Andrea Myers’ funny and poignant tale of converting and coming out
Like most of us, from the moment Andrea Myers was born, her parents had certain expectations for her. They expected her to grow up with morals, decency and kindness, strength and smarts. They hoped she’d be productive, happy and live a long life. Dad might have dreamed she’d take over the family business. Mom might have wanted to teach her to ride a bike or a horse. They saw great promise in her future.
But as Myers shows in her memoir The Choosing, they had a few surprises in store.
Born in Queens and raised in Long Island, little Andrea loved to ask questions. No answer was ever thorough enough, and certain things were never discussed. Controversy was forbidden, topics of religion and sexuality among them.
Myers’ mother was a Sicilian Catholic who had been “insulted” by the church and, as a result, Myers and her siblings were raised in their father’s Lutheran faith. Theirs was a unique and boisterous family: Myers’ devout grandmother lived upstairs and fiercely loved her granddaughter; Myers’ mother steadfastly stuck up for her children, no matter what; and Myers’ father had a dubious flair for fashion.
With her inquisitive mind, there was no question about college but when it came time for Myers to apply, she felt as if there was little choice. Her boyfriend said that if she chose a local college, they might as well “talk marriage.” But what he didn’t know was that Myers had been dating girls, secretly, for several years.
She chose Brandeis University, a predominantly Jewish school, and left home. There, she found people who didn’t care that she was gay, and a religion that seemed to answer a lot of endless questions but that asked even more.
Seeking out a beloved campus rabbi, Myers told him that she wanted to convert to Judaism and become a rabbi herself. He didn’t follow tradition by turning her away three times; instead, he welcomed her, but warned her that it wouldn’t be easy. Undaunted, Myers embraced the challenge by moving to Jerusalem to study. In so many ways, it was a decision that changed her life.
Filled with wisdom, humor, and the kind of contentment that only comes when one has found his or her right place in the world, The Choosing is one of those books that leaves you feeling oddly serene.
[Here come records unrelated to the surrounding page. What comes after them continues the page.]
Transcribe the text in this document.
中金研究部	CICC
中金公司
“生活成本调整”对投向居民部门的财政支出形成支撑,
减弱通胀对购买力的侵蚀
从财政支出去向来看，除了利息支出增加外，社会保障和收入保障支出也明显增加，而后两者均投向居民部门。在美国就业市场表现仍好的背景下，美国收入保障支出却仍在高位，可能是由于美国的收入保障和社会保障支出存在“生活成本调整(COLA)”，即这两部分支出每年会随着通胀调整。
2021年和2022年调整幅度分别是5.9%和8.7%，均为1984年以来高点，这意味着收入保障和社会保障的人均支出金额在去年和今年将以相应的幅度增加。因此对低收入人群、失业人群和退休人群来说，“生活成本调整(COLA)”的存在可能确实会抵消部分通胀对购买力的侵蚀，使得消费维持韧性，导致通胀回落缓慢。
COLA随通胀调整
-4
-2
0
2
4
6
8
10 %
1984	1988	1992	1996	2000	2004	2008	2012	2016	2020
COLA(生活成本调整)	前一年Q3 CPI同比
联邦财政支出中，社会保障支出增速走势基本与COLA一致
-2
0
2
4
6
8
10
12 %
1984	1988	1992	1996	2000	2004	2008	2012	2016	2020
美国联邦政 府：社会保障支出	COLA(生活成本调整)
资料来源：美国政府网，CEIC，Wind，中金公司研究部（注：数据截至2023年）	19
Myers writes vividly about her life — her quirky family, memorable childhood experiences, her wife and children, mentors and friends — but she also takes opportunity to educate readers on Talmudic teachings, Jewish laws and her own spirituality. There’s plenty of humor as well — you can almost hear the twinkle in Myers’ words — but at the same time, she imparts a sense of refreshment, subtly pointing out the miraculous in the everyday.
If you’re looking for inspiration, direction or a few gentle laughs, you’ll love this surprisingly charming book. Grab The Choosing and you can expect a very good read.
— Terri Schlichenmeyer
This article appeared in the Dallas Voice print edition October 14, 2011.